UPDATE, November 16, 2012: The California Attorney General released a report yesterday, "The State of Human Trafficking in California," stating that California is one of the nation's four top destinations for human trafficking "believed to be a $32 billion global industry."
UPDATE, April 13, 2011: Writing in "My Word," the op-ed section of the Oakland Tribune on April 12, Jean Quan, the mayor of Oakland; and Anthony Batts, at left, Oakland chief of police, address the lack of safety for children walking to school in Oakland's San Antonio neighborhood (south of Lake Merritt), "only blocks from International Boulevard, one of the city's most dangerous and busiest locations for illegal sex trade activities." In the article, "Oakland must show zero tolerance for sex trafficking," the authors tell of Ngoan Nguyen whose "8th grade daughter no longer walks the few blocks from their home to Roosevelt Middle School without her mother...She was being harrassed on her way to school by a predator asking if she wanted to makie some money by going 'overnight' with strangers."

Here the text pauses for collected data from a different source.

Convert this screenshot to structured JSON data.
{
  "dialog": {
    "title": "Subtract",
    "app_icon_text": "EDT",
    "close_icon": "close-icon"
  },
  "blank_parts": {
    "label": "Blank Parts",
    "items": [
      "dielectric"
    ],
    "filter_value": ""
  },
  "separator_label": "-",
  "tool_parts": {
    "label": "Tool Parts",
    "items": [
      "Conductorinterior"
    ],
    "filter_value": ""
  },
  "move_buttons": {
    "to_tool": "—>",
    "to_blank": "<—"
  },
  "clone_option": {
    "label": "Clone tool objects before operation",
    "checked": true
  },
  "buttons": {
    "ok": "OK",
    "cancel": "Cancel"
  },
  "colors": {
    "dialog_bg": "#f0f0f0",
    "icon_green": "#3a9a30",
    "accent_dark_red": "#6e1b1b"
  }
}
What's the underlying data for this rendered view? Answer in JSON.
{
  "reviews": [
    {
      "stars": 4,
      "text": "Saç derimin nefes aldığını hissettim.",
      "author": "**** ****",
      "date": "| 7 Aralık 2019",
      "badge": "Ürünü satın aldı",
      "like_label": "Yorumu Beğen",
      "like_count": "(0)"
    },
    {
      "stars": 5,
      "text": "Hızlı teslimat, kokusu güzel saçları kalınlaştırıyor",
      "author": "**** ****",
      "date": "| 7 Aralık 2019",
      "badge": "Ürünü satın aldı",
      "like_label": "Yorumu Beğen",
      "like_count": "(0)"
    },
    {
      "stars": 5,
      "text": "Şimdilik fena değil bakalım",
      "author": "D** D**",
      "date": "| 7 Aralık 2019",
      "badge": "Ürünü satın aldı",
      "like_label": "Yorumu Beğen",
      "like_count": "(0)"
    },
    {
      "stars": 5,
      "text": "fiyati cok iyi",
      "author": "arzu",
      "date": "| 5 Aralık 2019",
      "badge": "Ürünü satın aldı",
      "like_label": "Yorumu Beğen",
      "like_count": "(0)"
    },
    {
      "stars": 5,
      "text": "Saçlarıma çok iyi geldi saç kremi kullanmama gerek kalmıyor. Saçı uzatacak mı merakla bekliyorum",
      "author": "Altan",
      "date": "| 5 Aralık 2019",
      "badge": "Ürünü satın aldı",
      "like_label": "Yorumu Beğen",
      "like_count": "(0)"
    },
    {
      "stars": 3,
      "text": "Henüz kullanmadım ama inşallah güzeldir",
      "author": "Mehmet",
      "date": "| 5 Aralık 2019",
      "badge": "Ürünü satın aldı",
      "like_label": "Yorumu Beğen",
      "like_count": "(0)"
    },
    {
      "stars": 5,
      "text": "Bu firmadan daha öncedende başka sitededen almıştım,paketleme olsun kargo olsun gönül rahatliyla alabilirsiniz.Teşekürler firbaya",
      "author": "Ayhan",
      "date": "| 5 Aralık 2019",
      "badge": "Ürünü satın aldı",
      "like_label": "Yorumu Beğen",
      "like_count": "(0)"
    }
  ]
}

The average age of entry into the commercial sex industry in the U.S. is 12 years old. Oakland children are seeing their peers and classmates lured into prostitution...We must focus on prevention, prioritize community policing and enforce zero tolerance for those who aid and abet prostitution and child sex trafficking.
Oakland's teachers and school staff must be trained to recognize when children may be at risk for sexual exploitation and what actions to take to prevent it.
We must continue to have a police presence on International Boulevard between 2nd and 23rd Avenues, and ensure that local businesses and community organizations work closely with police officers to continue the fight against sexual predators and child exploitation.
And we must hold accountable the International Boulevard motels that illegally allow prostitution and child sex trafficking to continue unabated at their sites.
To help identify motels and other businesses that profit from child slavery, please call the police department's prostitution/human trafficking anonymous tip line at 510-238-2373. We will aggressively pursue and prosecute those who are heartless enough to be complicit in these crimes.
Working together, we can make a difference here in Oakland. In Alameda County, we've already seen positive outcomes when sexually exploited youth are stabilized and engaged in services: 90 percent have re-enrolled in school and 65 percent have reduced drug and alcohol consumption. Most importantly, 60 percent of these youth were not re-victimized.
On March 31, we stood with hundreds of Oakland families and merchants who rallied to make their neighborhood safer and against the heinous exploitation of children in their community.
To join the fight and learn more about this issue of concern to us all, please call 510-533-1092.
Previously reported on this topic in California's Children: Alameda's HEAT is the "gold standard" on child trafficking:
"...at least 100,000 underage children in the US are trafficked for comm ercial sexual exploitation annually...the average age of the victims is [dropping]...many victims, including scores that can be seen in broad daylight along some corners of Oakland's International Boulevard -- a stretch of road known simply as 'the Track' among Oakland police -- are no older than 11."
Yesterday, over 200 "lawmakers, advocates, law enforcement officials and health care workers" met in Oakland to broaden the work of the Alameda County program, Human Exploitation and Trafficking Watch (HEAT) to include all nine Bay Area counties. The larger HEAT has received a grant of $300,000 from the federal Dept. of Justice's Internet Crimes Against Children unit. According to Johnson's story, the money "will allow local and federal law enforcement and health agencies to coordinate in teh fight against child sex trafficking .... in more creative ways."
The trafficking of children is an especially acute problem in Oakland, which both federal and local law enforcement officials agree is what is known as an "origination" city. What that means is that a huge number of trafficking cases in other parts of the country have some link to Oakland, which is supplying unruly pimps with a steady stream of girls -- and sometimes boys.
"Oakland is a breeding ground for child prostitution," [FBI special agent Marty] Parker said.
Oakland police, with the help of a crusading group of activists and lawyers in the courts and on the streets, have been trying to stem the problem at its source.
"We get to them at a vital point in the process," said Pat Mims, the sexually exploited child coordinator for Bay Area Women Against Rape, or BAWAR, one of the organizations that works with police to get young girls off Oakland's "Track."
"I'm here to speak for these kids because their families are selling them."
Mims and the staff at BAWAR intervene with young girls from the moment they get plucked off the streets by police, through the lengthy process of getting them help, and eventually moving them to safety. "These kids have been thrown away," he said...
"The HEAT Watch is the national gold standard," said U.S. Rep. Jackie Speier, D-San Mateo, , who has been instrumental in pushing for tougher sentences on child traffickers in California, "And if I have my way, I want to see it replicated in every county in this country."